Deux méthodes s'affrontent suivant la sensibilité du camp prédateur. Les légalistes qui saisissent les organismes de modulation, de modération, font appel à la loi, à la morale et à la courtoisie qui m'est si chère. Les agressifs qui cherchent à vampiriser l'ennemi, à le priver de son sang et de sa sève, à le harceler sans trêve ni propos bienveillants.

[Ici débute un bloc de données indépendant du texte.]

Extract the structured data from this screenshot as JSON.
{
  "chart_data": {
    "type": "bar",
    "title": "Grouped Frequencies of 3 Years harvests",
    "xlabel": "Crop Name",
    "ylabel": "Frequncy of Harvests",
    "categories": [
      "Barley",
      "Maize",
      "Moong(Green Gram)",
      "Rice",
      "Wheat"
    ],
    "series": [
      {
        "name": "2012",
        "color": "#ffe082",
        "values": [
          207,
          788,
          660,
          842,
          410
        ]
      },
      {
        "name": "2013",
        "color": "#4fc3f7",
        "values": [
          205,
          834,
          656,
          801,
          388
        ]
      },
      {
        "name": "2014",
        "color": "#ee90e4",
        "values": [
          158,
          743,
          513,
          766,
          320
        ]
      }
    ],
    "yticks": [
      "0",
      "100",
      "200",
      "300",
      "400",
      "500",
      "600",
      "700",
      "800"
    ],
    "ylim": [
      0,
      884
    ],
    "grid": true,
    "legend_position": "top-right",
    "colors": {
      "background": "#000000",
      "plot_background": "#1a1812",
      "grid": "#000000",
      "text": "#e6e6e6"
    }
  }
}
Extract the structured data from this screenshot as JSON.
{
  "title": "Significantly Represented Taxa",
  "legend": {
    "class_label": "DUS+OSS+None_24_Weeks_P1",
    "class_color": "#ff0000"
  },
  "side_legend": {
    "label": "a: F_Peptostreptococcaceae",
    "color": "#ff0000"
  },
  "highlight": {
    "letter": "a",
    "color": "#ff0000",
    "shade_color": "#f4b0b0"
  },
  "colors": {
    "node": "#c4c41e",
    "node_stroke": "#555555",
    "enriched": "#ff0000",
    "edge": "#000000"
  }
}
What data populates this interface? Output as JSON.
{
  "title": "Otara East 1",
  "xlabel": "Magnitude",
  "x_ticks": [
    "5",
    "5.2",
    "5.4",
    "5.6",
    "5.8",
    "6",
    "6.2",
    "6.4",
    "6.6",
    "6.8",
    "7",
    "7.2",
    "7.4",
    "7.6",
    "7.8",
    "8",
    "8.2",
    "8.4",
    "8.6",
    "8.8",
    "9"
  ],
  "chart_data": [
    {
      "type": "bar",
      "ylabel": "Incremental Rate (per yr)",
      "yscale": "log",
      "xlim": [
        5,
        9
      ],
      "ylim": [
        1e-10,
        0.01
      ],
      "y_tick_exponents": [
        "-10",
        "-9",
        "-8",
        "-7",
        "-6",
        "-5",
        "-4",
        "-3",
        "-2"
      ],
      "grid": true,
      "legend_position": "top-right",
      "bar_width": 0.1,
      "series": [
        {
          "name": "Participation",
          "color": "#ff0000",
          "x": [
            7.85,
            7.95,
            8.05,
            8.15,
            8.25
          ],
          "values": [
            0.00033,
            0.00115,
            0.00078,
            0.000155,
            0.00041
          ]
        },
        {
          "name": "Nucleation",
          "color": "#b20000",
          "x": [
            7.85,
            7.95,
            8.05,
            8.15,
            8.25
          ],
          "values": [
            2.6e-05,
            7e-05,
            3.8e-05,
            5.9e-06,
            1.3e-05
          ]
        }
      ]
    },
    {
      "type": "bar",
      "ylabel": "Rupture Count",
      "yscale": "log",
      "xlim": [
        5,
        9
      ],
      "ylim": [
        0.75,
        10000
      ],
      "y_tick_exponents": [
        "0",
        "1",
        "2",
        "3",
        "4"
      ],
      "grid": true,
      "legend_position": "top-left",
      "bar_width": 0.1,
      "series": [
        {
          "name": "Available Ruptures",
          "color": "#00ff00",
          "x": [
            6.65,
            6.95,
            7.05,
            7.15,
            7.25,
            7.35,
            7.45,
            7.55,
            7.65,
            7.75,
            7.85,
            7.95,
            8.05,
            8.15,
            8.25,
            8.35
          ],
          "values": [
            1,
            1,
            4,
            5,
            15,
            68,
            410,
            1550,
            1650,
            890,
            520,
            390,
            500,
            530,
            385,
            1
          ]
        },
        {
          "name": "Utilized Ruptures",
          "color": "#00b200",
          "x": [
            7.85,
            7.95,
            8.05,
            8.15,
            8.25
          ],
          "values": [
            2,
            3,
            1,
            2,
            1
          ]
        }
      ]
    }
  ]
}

Les coups bas sont nombreux, les vilains plus nombreux encore. On s'écharpe, on s'étripe, on se déchire avec une délectation qui ne cesse de m'interroger. On se refuse au dialogue, au débat, à la réflexion. C'est la foire du ton comminatoire, de l'agression verbale, des borborygmes dégradants pour celui qui en use. La distinction ne s'épanouit que trop rarement dans ce petit monde nauséeux.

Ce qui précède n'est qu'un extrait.